As well as the West Indies played to earn their first Test win over Pakistan away from home for 26 years, a combination of careless shots, dropped catches and a distinguishable lack of intensity contributed to their demise. It is difficult to imagine the top-order batting looking so vulnerable to the short-pitched bowling of medium-pacer and captain Jason Holder during the first two Tests when the series was very much alive.
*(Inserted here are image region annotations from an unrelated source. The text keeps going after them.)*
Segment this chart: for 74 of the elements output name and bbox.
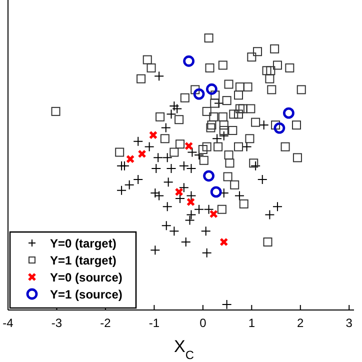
- point: [124, 180, 134, 190]
- legend-label: Y=1 (target): [50, 254, 116, 268]
- point: [126, 154, 135, 164]
- point: [154, 71, 164, 82]
- point: [116, 185, 127, 196]
- point: [186, 164, 196, 174]
- point: [212, 134, 222, 144]
- point: [218, 130, 229, 141]
- point: [242, 142, 252, 152]
- point: [194, 204, 204, 214]
- point: [200, 226, 211, 236]
- point: [272, 202, 282, 212]
- point: [283, 107, 294, 119]
- point: [162, 202, 172, 212]
- x-axis-title: X$_{C}$: [174, 337, 194, 362]
- point: [133, 174, 144, 184]
- point: [183, 55, 194, 67]
- point: [193, 88, 205, 100]
- point: [166, 164, 176, 174]
- point: [264, 210, 275, 220]
- x-tick-label: 2: [297, 316, 304, 330]
- point: [210, 186, 222, 198]
- point: [144, 142, 154, 152]
- x-tick-label: -4: [2, 316, 14, 330]
- point: [153, 152, 164, 163]
- x-tick-label: 1: [248, 316, 256, 330]
- x-tick-label: 3: [346, 316, 353, 330]
- point: [222, 300, 232, 310]
- point: [138, 150, 146, 158]
- point: [119, 160, 130, 171]
- point: [150, 245, 160, 256]
- point: [180, 237, 191, 247]
- point: [203, 170, 214, 182]
- point: [184, 142, 194, 150]
- point: [160, 122, 171, 133]
- x-tick-label: -3: [51, 316, 62, 330]
- point: [206, 83, 218, 95]
- point: [169, 101, 180, 111]
- point: [178, 182, 189, 193]
- point: [209, 210, 218, 218]
- point: [172, 104, 182, 114]
- point: [250, 160, 261, 171]
- point: [163, 177, 174, 188]
- point: [218, 188, 229, 198]
- point: [204, 204, 214, 214]
- point: [186, 190, 196, 201]
- point: [154, 190, 164, 201]
- point: [234, 190, 244, 201]
- point: [184, 215, 195, 226]
- point: [166, 109, 176, 120]
- point: [178, 160, 189, 171]
- point: [257, 174, 268, 184]
- x-tick-label: -1: [148, 316, 160, 330]
- legend-label: Y=1 (source): [50, 288, 122, 302]
- point: [174, 188, 184, 196]
- legend-label: Y=0 (source): [50, 270, 122, 284]
- point: [162, 152, 172, 163]
- point: [214, 98, 224, 108]
- point: [148, 130, 158, 140]
- x-tick-label: 0: [200, 316, 207, 330]
- point: [175, 193, 186, 204]
- point: [133, 136, 144, 146]
- x-tick-label: -2: [100, 316, 112, 330]
- point: [274, 122, 286, 134]
- point: [161, 220, 172, 231]
- point: [150, 188, 160, 198]
- point: [186, 210, 196, 220]
- legend-label: Y=0 (target): [50, 236, 116, 250]
- point: [186, 198, 196, 206]
- point: [202, 248, 212, 258]
- point: [151, 164, 162, 174]
- point: [258, 120, 269, 130]
- point: [169, 226, 180, 236]
- point: [220, 238, 228, 246]
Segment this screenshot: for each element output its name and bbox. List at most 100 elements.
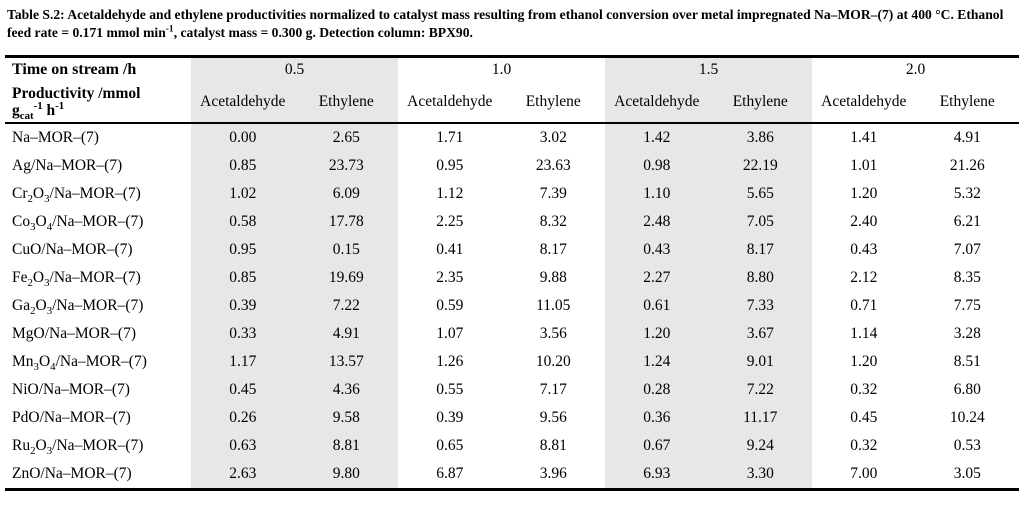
- value-cell: 0.00: [191, 122, 295, 152]
- value-cell: 23.73: [294, 151, 398, 180]
- value-cell: 1.24: [605, 347, 709, 376]
- subheader-acetaldehyde-1.0: Acetaldehyde: [407, 92, 493, 110]
- value-cell: 0.26: [191, 403, 295, 432]
- value-cell: 0.61: [605, 291, 709, 320]
- value-cell: 0.39: [191, 291, 295, 320]
- value-cell: 8.51: [953, 352, 981, 370]
- value-cell: 0.85: [191, 151, 295, 180]
- row-label: Cr2O3/Na–MOR–(7): [12, 184, 141, 205]
- value-cell: 8.81: [539, 436, 567, 454]
- subheader-ethylene-2.0: Ethylene: [939, 92, 995, 110]
- value-cell: 21.26: [949, 156, 985, 174]
- table-row: Mn3O4/Na–MOR–(7) 1.17 13.57 1.26 10.20 1.24 9.…: [5, 347, 1019, 376]
- value-cell: 7.33: [708, 291, 812, 320]
- value-cell: 1.02: [191, 179, 295, 208]
- value-cell: 9.01: [708, 347, 812, 376]
- value-cell: 0.41: [436, 240, 464, 258]
- value-cell: 22.19: [708, 151, 812, 180]
- value-cell: 2.40: [850, 212, 878, 230]
- row-label: Na–MOR–(7): [12, 128, 99, 146]
- value-cell: 0.95: [191, 235, 295, 264]
- value-cell: 1.07: [436, 324, 464, 342]
- value-cell: 19.69: [294, 263, 398, 292]
- row-label: PdO/Na–MOR–(7): [12, 408, 131, 426]
- value-cell: 1.20: [850, 184, 878, 202]
- value-cell: 3.30: [708, 459, 812, 490]
- value-cell: 2.63: [191, 459, 295, 490]
- subheader-ethylene-1.0: Ethylene: [525, 92, 581, 110]
- value-cell: 0.45: [850, 408, 878, 426]
- value-cell: 0.15: [294, 235, 398, 264]
- value-cell: 7.75: [953, 296, 981, 314]
- table-row: ZnO/Na–MOR–(7) 2.63 9.80 6.87 3.96 6.93 3.30 7.…: [5, 459, 1019, 490]
- value-cell: 0.98: [605, 151, 709, 180]
- value-cell: 1.20: [605, 319, 709, 348]
- table-row: Na–MOR–(7) 0.00 2.65 1.71 3.02 1.42 3.86 1.41 4.…: [5, 122, 1019, 152]
- subheader-ethylene-1.5: Ethylene: [708, 81, 812, 123]
- value-cell: 0.63: [191, 431, 295, 460]
- value-cell: 7.07: [953, 240, 981, 258]
- caption-text: Table S.2: Acetaldehyde and ethylene pro…: [7, 7, 1004, 40]
- value-cell: 1.14: [850, 324, 878, 342]
- value-cell: 0.53: [953, 436, 981, 454]
- value-cell: 17.78: [294, 207, 398, 236]
- value-cell: 11.05: [536, 296, 571, 314]
- time-group-2.0: 2.0: [905, 60, 926, 78]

Then in New Zealand, where as we were often reminded Pakistan had not lost a Test series for 31 years, they were soundly and comprehensively whipped, the loss of nine wickets in a single session in Hamilton to complete the Black Caps’ 2-0 sweep emphasising just how ill-prepared the team was for that contest, technically and temperamentally.
Such is the congested nature of the international cricket calendar that there is no longer the benefit of two or three first-class matches leading into a Test series away from home, which would be enormously beneficial for teams making a massive transformation in terms of playing conditions from one series to another. So to go into the first Test in Christchurch without any real match practice after the lone warm-up fixture was ruined by rain spelt trouble for Pakistan, and so it proved.
Even the most accomplished cricketers need a bit of time to adapt to unfamiliar circumstances and to see the top-order batting almost clueless to the moving ball in seamer-friendly conditions was hardly surprising.
Has there been enough time and more importantly, enough preparation to put that nightmarish experience across the Tasman Sea behind them and be fully focused on coping with the Australians and the pink ball under the lights of The Gabba? Anyone can say anything, but it is by their performances on the field that the players will provide the definitive response.
One thing is almost guaranteed – there will be no shortage of intensity, either in the form of the actual cricket or the verbal exchanges in between deliveries from both sides. Yet that is where Pakistan can seize a decisive upper hand or capitulate under a barrage of bouncers and backchat.
As much as it is tempting to give the Aussies some of their own medicine and perpetuate this nonsense about “mental disintegration,” it would be far more beneficial and productive for Pakistan’s cricketers to stay focused on the task at hand. That is going to be tough enough without having to come up with an equally sharp or sarcastic response to something uttered by the opposition.
Verbal exchanges are petty distractions from a far more important objective.